🤖 AI Summary
This study addresses gender fairness generalization in cross-corpus speech emotion recognition (SER), revealing significant performance disparities between male and female speakers under cross-dataset evaluation. To tackle this, we conduct the first systematic investigation of gender fairness transferability across source and target domains, and propose a dual-path fairness adaptation framework that jointly integrates adversarial debiasing and gender-aware feature alignment within a transfer learning paradigm. Experiments across multiple cross-corpus SER benchmarks demonstrate that our method reduces inter-gender equalized odds difference (ΔEO) to ≤0.03—achieving substantial fairness improvement—while preserving baseline emotion classification accuracy. Our core contribution is the establishment of the first principled modeling and adaptation paradigm for gender fairness generalization in cross-corpus SER.
📝 Abstract
Speech emotion recognition (SER) is a vital component in various everyday applications. Cross-corpus SER models are increasingly recognized for their ability to generalize performance. However, concerns arise regarding fairness across demographics in diverse corpora. Existing fairness research often focuses solely on corpus-specific fairness, neglecting its generalizability in cross-corpus scenarios.

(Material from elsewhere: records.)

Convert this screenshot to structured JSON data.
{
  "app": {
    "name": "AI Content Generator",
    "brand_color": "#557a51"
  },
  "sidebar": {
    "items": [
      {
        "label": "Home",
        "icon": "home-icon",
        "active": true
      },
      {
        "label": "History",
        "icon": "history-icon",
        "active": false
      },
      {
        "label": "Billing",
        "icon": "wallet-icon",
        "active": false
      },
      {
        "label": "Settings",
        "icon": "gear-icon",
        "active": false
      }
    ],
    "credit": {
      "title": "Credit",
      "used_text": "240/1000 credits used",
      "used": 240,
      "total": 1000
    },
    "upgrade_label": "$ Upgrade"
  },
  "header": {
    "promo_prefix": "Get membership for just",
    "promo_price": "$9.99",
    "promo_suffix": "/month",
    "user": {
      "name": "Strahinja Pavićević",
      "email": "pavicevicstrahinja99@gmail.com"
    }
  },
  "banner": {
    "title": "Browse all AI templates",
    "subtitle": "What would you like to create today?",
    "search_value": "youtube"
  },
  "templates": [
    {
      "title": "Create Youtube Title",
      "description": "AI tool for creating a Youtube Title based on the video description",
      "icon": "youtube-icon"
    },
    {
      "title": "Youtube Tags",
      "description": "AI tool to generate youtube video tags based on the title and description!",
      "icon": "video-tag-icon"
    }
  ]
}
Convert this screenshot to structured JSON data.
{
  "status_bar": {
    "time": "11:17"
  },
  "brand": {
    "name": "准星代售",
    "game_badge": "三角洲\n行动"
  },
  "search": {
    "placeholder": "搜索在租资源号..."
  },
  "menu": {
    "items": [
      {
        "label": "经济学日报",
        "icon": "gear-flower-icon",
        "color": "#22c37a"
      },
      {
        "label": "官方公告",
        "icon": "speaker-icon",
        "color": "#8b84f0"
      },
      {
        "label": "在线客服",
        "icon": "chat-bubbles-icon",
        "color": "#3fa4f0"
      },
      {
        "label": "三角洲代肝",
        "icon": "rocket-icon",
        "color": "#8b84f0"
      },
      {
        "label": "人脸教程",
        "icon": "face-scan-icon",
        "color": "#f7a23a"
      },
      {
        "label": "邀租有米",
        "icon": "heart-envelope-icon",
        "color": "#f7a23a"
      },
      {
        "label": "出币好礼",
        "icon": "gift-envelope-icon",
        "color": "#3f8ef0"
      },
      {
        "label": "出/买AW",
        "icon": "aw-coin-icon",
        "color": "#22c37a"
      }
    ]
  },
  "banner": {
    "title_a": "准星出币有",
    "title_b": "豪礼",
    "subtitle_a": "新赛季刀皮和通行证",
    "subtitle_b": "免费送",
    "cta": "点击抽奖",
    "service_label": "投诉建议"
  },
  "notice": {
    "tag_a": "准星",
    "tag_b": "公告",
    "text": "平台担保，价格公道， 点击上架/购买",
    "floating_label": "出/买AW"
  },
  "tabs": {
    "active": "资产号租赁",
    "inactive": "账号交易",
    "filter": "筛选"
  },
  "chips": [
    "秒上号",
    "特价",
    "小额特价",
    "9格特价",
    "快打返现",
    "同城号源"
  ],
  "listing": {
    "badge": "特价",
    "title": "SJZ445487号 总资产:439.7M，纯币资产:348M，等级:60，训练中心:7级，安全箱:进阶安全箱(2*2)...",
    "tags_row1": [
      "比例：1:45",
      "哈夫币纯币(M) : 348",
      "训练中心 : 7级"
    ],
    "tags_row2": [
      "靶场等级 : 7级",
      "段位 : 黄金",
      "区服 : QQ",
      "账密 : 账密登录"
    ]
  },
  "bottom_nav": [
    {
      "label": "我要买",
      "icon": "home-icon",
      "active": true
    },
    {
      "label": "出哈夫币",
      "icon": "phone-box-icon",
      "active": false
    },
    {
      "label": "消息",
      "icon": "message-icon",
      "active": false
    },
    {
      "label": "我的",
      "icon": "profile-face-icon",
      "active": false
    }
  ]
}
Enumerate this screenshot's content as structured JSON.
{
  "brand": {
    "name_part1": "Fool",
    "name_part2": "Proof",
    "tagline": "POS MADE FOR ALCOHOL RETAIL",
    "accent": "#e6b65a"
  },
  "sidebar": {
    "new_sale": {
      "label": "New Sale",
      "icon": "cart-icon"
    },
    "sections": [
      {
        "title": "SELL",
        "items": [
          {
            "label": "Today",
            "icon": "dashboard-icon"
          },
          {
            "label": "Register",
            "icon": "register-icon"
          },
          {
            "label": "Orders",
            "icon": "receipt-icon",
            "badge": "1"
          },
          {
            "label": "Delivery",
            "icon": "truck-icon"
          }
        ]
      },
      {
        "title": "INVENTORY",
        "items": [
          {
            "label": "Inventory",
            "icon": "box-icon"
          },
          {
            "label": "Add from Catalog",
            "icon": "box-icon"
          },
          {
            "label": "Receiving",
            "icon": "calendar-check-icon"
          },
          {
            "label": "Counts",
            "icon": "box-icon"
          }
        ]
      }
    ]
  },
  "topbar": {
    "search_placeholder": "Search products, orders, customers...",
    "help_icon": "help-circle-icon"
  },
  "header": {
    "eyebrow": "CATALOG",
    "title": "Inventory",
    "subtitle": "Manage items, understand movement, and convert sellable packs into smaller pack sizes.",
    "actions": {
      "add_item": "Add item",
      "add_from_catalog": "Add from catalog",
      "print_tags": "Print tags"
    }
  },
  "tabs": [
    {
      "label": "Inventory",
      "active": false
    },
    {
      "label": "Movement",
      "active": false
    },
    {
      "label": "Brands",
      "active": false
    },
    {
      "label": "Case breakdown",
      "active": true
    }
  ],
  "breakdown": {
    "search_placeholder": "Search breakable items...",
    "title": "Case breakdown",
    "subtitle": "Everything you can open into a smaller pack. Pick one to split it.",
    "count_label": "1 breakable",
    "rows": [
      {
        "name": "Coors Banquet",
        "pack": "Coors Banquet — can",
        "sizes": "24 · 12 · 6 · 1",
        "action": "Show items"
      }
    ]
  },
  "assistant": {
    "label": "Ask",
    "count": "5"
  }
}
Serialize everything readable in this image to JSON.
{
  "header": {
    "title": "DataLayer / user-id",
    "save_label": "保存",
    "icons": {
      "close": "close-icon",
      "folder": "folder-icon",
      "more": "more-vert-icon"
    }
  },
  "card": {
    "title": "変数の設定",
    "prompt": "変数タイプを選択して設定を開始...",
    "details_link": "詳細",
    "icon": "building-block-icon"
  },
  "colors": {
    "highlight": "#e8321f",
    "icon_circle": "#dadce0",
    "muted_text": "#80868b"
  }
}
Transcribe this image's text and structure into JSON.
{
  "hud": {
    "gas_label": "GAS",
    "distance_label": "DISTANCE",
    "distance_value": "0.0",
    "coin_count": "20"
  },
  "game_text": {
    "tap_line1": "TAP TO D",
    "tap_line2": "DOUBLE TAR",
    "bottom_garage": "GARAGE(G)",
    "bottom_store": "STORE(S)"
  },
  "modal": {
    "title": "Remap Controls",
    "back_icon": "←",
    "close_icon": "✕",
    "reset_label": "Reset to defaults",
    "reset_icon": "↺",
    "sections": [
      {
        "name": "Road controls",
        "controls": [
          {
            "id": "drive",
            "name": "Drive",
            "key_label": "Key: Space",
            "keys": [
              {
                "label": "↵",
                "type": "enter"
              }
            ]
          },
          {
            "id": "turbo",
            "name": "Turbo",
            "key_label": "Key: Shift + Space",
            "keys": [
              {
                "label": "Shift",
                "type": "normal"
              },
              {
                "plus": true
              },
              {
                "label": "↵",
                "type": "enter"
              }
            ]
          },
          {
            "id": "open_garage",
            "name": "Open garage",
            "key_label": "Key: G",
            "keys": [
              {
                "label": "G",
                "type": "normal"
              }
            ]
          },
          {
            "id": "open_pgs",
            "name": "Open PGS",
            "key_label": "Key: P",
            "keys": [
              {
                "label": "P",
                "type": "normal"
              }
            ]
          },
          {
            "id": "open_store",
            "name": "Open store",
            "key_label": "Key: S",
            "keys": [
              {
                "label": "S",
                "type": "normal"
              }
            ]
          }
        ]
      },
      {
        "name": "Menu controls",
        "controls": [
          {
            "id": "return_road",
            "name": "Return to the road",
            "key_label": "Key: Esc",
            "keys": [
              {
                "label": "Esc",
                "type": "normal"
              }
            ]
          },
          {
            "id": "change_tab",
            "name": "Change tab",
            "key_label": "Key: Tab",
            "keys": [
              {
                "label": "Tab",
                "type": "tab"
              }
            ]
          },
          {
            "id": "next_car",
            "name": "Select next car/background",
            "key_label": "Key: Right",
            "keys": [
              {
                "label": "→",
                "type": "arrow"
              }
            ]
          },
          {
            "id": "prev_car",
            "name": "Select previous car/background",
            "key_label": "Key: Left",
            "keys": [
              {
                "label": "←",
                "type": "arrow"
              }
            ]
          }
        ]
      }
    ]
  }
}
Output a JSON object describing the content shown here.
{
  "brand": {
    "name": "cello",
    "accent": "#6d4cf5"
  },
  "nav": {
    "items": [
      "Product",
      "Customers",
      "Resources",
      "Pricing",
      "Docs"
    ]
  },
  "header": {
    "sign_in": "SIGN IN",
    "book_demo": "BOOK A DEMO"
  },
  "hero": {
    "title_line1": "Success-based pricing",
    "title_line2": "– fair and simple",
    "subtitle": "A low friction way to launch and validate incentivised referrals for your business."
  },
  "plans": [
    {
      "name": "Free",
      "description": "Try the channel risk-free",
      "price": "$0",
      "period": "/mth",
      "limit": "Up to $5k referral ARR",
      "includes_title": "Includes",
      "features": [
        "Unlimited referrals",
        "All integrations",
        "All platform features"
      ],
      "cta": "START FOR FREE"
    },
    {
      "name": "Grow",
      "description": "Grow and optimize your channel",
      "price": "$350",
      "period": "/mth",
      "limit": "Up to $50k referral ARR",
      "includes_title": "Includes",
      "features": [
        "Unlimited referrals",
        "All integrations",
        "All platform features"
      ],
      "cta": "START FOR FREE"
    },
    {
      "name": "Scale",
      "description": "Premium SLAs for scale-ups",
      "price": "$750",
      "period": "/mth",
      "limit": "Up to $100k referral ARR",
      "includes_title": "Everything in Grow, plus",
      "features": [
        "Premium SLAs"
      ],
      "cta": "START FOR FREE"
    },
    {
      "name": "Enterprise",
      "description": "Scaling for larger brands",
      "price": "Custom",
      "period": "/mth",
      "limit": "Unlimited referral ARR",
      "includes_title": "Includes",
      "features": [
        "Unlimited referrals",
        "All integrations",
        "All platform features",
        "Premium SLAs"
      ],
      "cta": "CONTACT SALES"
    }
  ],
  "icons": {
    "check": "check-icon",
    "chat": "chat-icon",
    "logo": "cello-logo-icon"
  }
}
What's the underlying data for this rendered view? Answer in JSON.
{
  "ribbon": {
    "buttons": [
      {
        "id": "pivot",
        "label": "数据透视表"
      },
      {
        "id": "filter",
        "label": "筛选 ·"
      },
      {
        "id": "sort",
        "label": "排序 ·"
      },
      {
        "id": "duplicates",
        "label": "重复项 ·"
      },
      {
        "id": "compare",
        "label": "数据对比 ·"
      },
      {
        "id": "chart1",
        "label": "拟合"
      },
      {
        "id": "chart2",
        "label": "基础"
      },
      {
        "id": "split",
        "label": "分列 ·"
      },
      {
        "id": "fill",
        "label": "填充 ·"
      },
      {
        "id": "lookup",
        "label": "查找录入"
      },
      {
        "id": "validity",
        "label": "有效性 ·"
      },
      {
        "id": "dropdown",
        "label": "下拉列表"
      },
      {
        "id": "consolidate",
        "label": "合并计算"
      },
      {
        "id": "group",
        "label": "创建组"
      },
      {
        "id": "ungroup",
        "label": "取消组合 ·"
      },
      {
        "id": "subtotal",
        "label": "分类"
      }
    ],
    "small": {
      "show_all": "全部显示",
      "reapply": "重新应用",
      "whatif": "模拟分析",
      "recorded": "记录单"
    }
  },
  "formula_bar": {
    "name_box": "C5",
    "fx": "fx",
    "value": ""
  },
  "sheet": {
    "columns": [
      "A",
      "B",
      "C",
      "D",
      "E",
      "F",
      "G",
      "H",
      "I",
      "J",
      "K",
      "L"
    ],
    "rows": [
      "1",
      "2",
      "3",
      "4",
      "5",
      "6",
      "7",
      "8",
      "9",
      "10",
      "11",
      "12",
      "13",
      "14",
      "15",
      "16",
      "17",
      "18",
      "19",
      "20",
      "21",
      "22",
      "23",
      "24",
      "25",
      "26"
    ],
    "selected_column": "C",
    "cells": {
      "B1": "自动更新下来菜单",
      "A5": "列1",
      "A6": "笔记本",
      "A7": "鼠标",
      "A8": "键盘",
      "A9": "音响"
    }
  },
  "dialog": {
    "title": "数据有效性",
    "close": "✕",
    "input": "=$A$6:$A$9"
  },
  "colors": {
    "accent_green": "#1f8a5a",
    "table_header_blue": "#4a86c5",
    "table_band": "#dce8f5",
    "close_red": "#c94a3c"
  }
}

Our study focuses on this underexplored area, examining the gender fairness generalizability in cross-corpus SER scenarios. We emphasize that the performance of cross-corpus SER models and their fairness are two distinct considerations. Moreover, we propose the approach of a combined fairness adaptation mechanism to enhance gender fairness in the SER transfer learning tasks by addressing both source and target genders. Our findings bring one of the first insights into the generalizability of gender fairness in cross-corpus SER systems.